Espacio de poesía y cuento (Obra en progreso)

domingo, 17 de abril de 2011

Noche a noche


Sandra despertó a las dos de la mañana.
Como si una voz le llamara, abrió los ojos y contempló las vigas del techo con la mirada perdida, somnolienta. Respiró profundamente sacudiéndose la pesadez y giró el rostro para ver el reloj eléctrico sobre su buró, del lado izquierdo de la cama, justo en el momento en que la laminita daba vuelta para registrar un minuto más. Invariablemente despertaba a esa hora.

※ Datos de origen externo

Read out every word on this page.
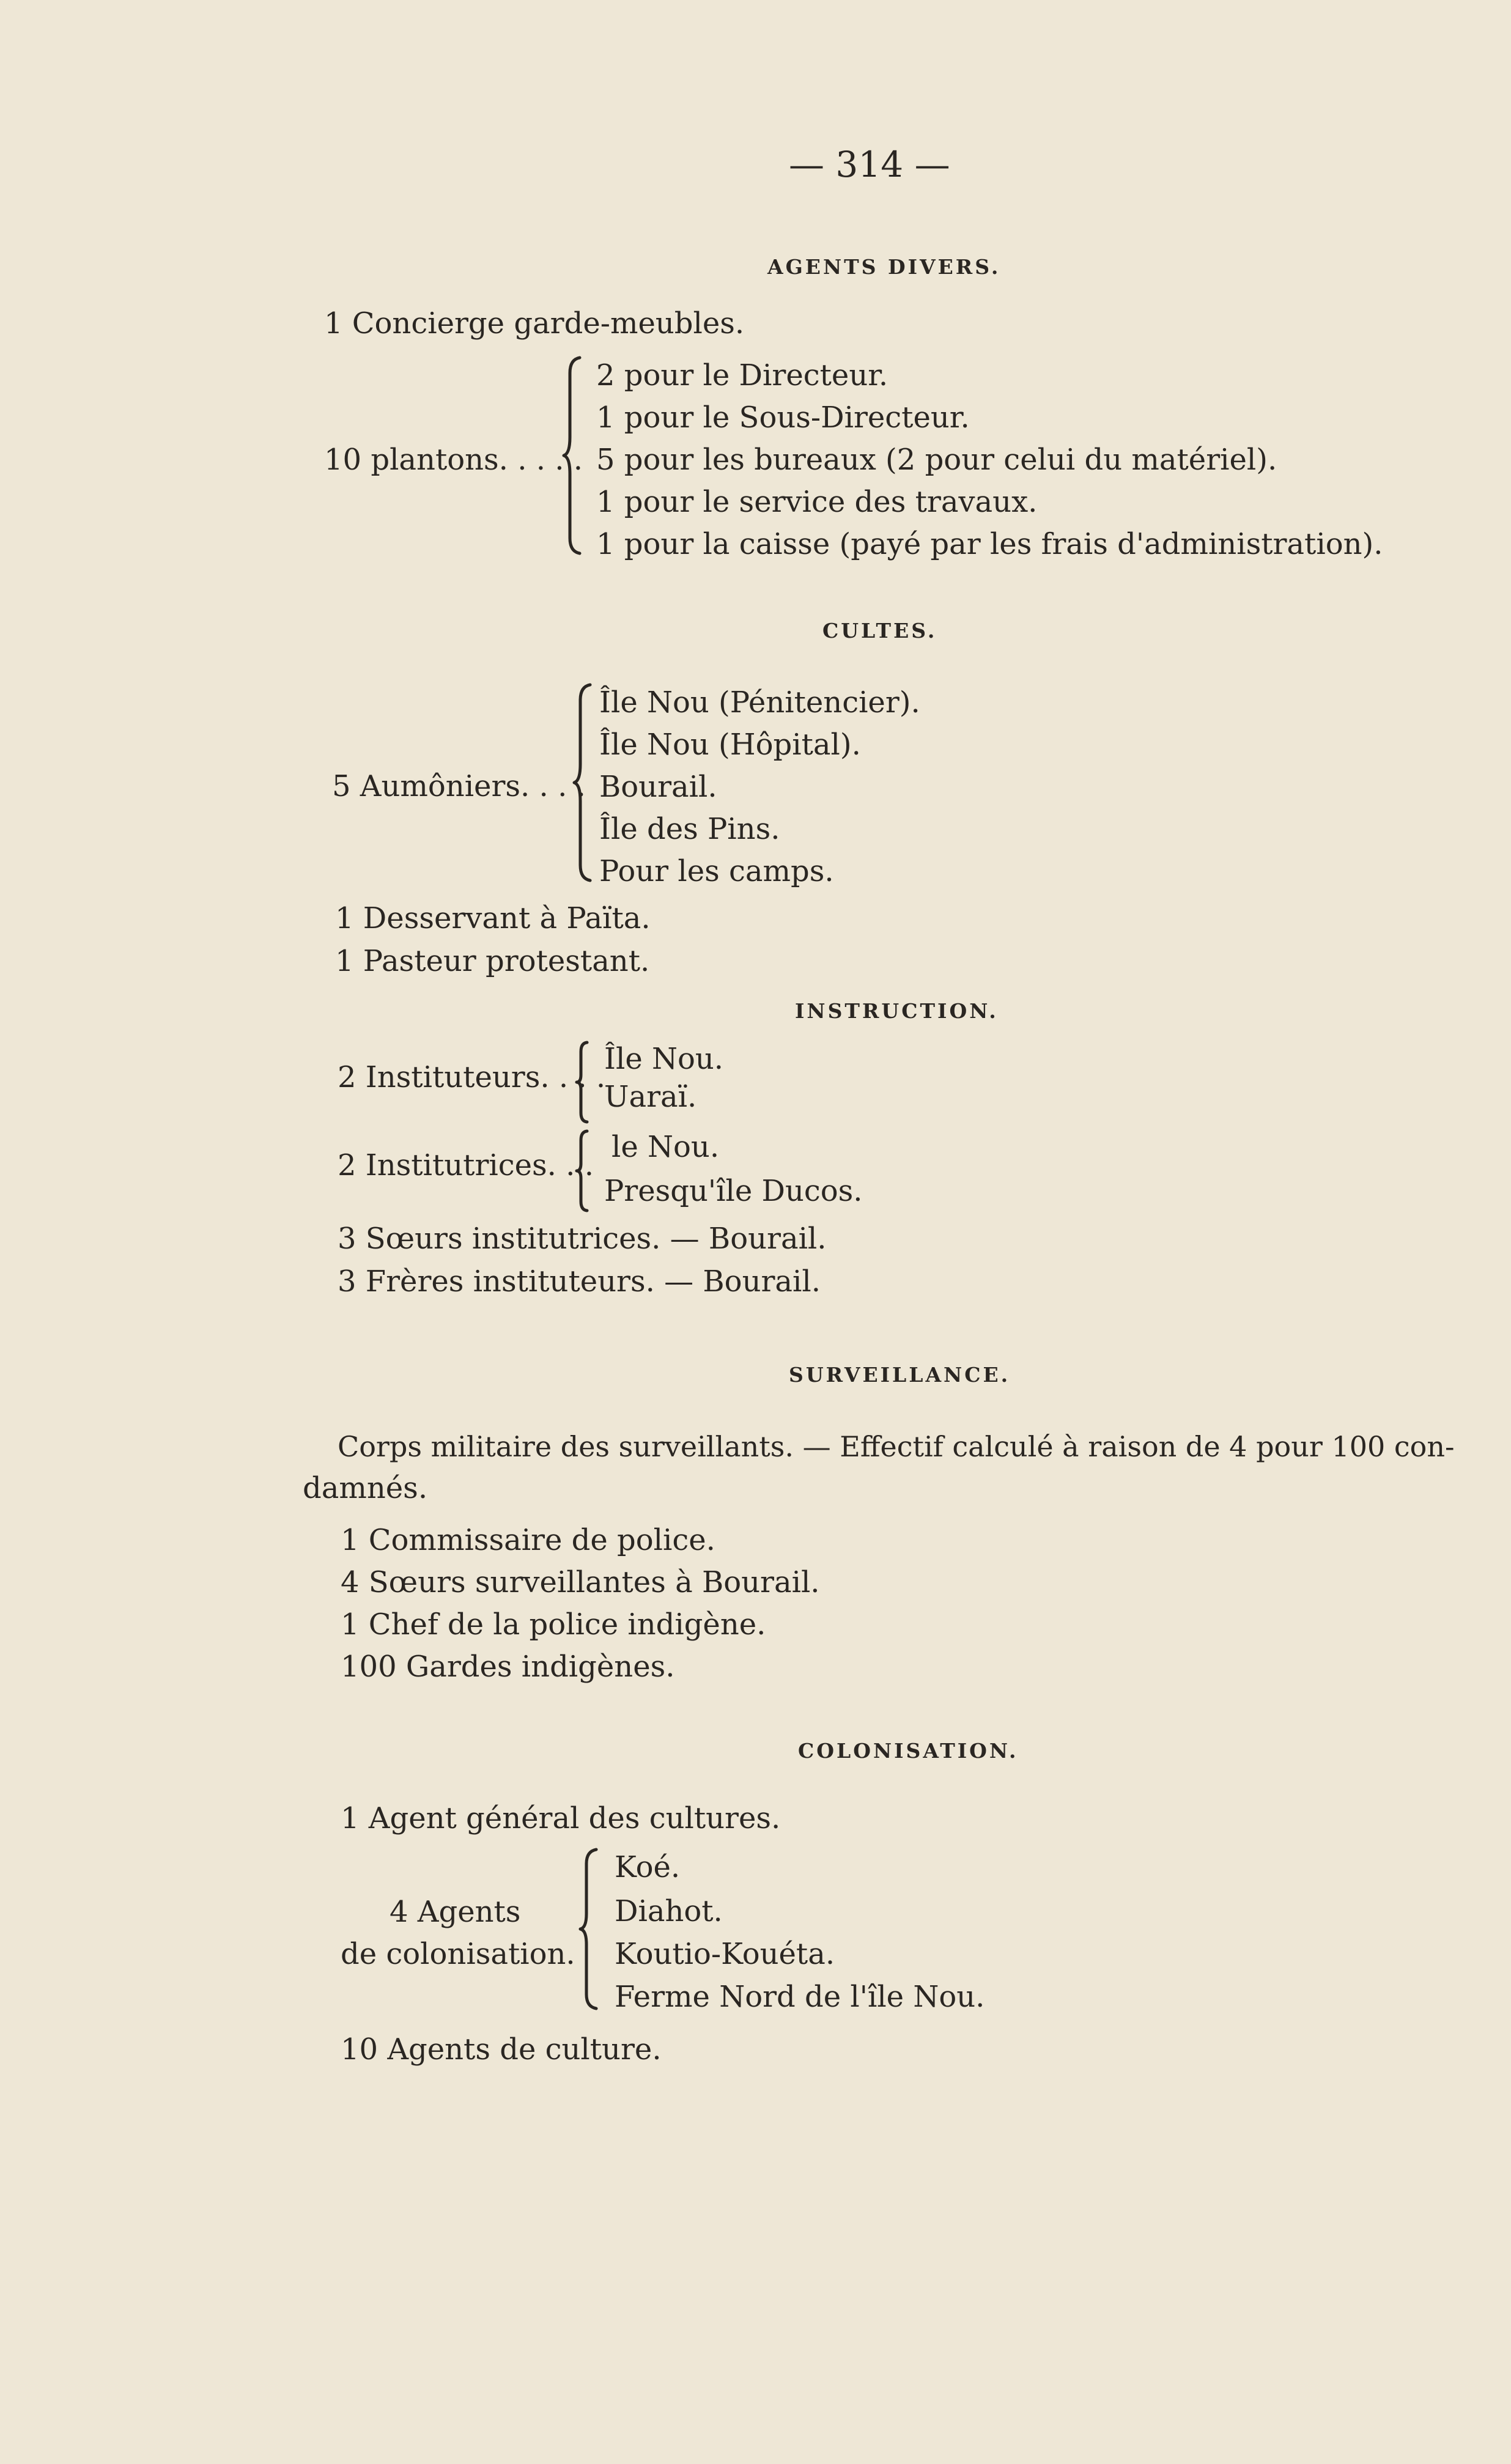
— 314 —
AGENTS DIVERS.
1 Concierge garde-meubles.
10 plantons. . . . .
2 pour le Directeur.
1 pour le Sous-Directeur.
5 pour les bureaux (2 pour celui du matériel).
1 pour le service des travaux.
1 pour la caisse (payé par les frais d'administration).
CULTES.
5 Aumôniers. . . .
Île Nou (Pénitencier).
Île Nou (Hôpital).
Bourail.
Île des Pins.
Pour les camps.
1 Desservant à Païta.
1 Pasteur protestant.
INSTRUCTION.
2 Instituteurs. . . .
Île Nou.
Uaraï.
2 Institutrices. . .
le Nou.
Presqu'île Ducos.
3 Sœurs institutrices. — Bourail.
3 Frères instituteurs. — Bourail.
SURVEILLANCE.
Corps militaire des surveillants. — Effectif calculé à raison de 4 pour 100 con-
damnés.
1 Commissaire de police.
4 Sœurs surveillantes à Bourail.
1 Chef de la police indigène.
100 Gardes indigènes.
COLONISATION.
1 Agent général des cultures.
4 Agents
de colonisation.
Koé.
Diahot.
Koutio-Kouéta.
Ferme Nord de l'île Nou.
10 Agents de culture.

Hizo la sábana a un lado, con cuidado, para bajar de la cama sin que su marido se percatara del movimiento. Sentada en la orilla, contempló el rostro apacible del padre de sus hijos y se levantó sin calzar sus pies; pretendía no hacer ruido.
Contó mecánicamente los pasos que daba hasta el cuarto de sus dos niños. Arropó a la niña y en seguida al niño. Contó de nuevo los pasos hasta el inicio de la escalera que estaba a punto de descender, cuando su corazón dio un vuelco por el susto que le ocasionó ver su reflejo en el espejo de cuerpo completo colgado de la pared donde comenzaban terminaban los escalones. Sonrió burlona de sí misma por el olvido-acto-fallido y el temblor que le quedó en el cuerpo por su imagen perfilada sobre el cristal, casi en penumbras, fantasmal por los rayos del tragaluz ubicado justo arriba de la pared donde Julio lo colgó antes de conocerla, según le contó.
Descendió cada escalón colocando un pie a la vez, con gracia, como si bailara, buscando calmar el ritmo aún acelerado de su pulso.
Llegada a la planta baja, se sentó un momento en el sillón de la sala acomodada bajo el marco formado por la escalera. Se sabía prácticamente de memoria cada espacio. Pensó en ello y se puso de pie para caminar hacia la puerta de la calle. La abrió sin prisas y se asomó recargada en la cantera simulada de los marcos. La luz del farol de enfrente le dio de lleno en la cara. Como si al quedar iluminada fuese vista, se acomodó el cabello y pasó sus manos sobre el camisón untado a su esbelto cuerpo.
Le gustaba contemplar la noche y el silencio que de ella brotaba. Sólo se escuchaba lejano el zumbido intermitente de la electricidad y uno que otro grillo. Algún ladrido rasgaba la oscuridad. Entonces emprendió el camino de regreso a su recámara, contando cada paso, cada escalón, asustándose de nuevo ante la imagen fantasmal del espejo apenas iluminado por el tragaluz; se detuvo a arropar una vez más a la niña, al niño. Ya en su recámara se sentó en la orilla de la cama y vio el reloj: las dos de la mañana con 20 minutos. Noche a noche, la misma hora para abrir los ojos, y la misma hora para regresar y acostarse de nuevo. Había olvidado desde cuando se formó esa rutina. Respiró profundo, se tendió sobre la espalda y jaló con suavidad la sábana para cubrirse; sonrió al ver el rostro relajado de su marido y pasó un brazo sobre él, amorosa, antes de volver a cerrar los ojos.

Julio despertó. Las seis de la mañana. Invariablemente despertaba a esa hora. Se estiró y bostezó. Mientras se restregaba el rostro pretendiendo borrar las imágenes de su sueño,  decidió que esa mañana, sin falta, preguntaría en la oficina si había ahí alguna Sandra. De no haberla, preguntaría a cada compañero, cada compañera de trabajo, si había alguna en su familia. Tenía que conocerla. Ya era tiempo de sentar cabeza, pensó, mientras se levantaba a darse el baño de cada día antes de desayunar y salir a su trabajo.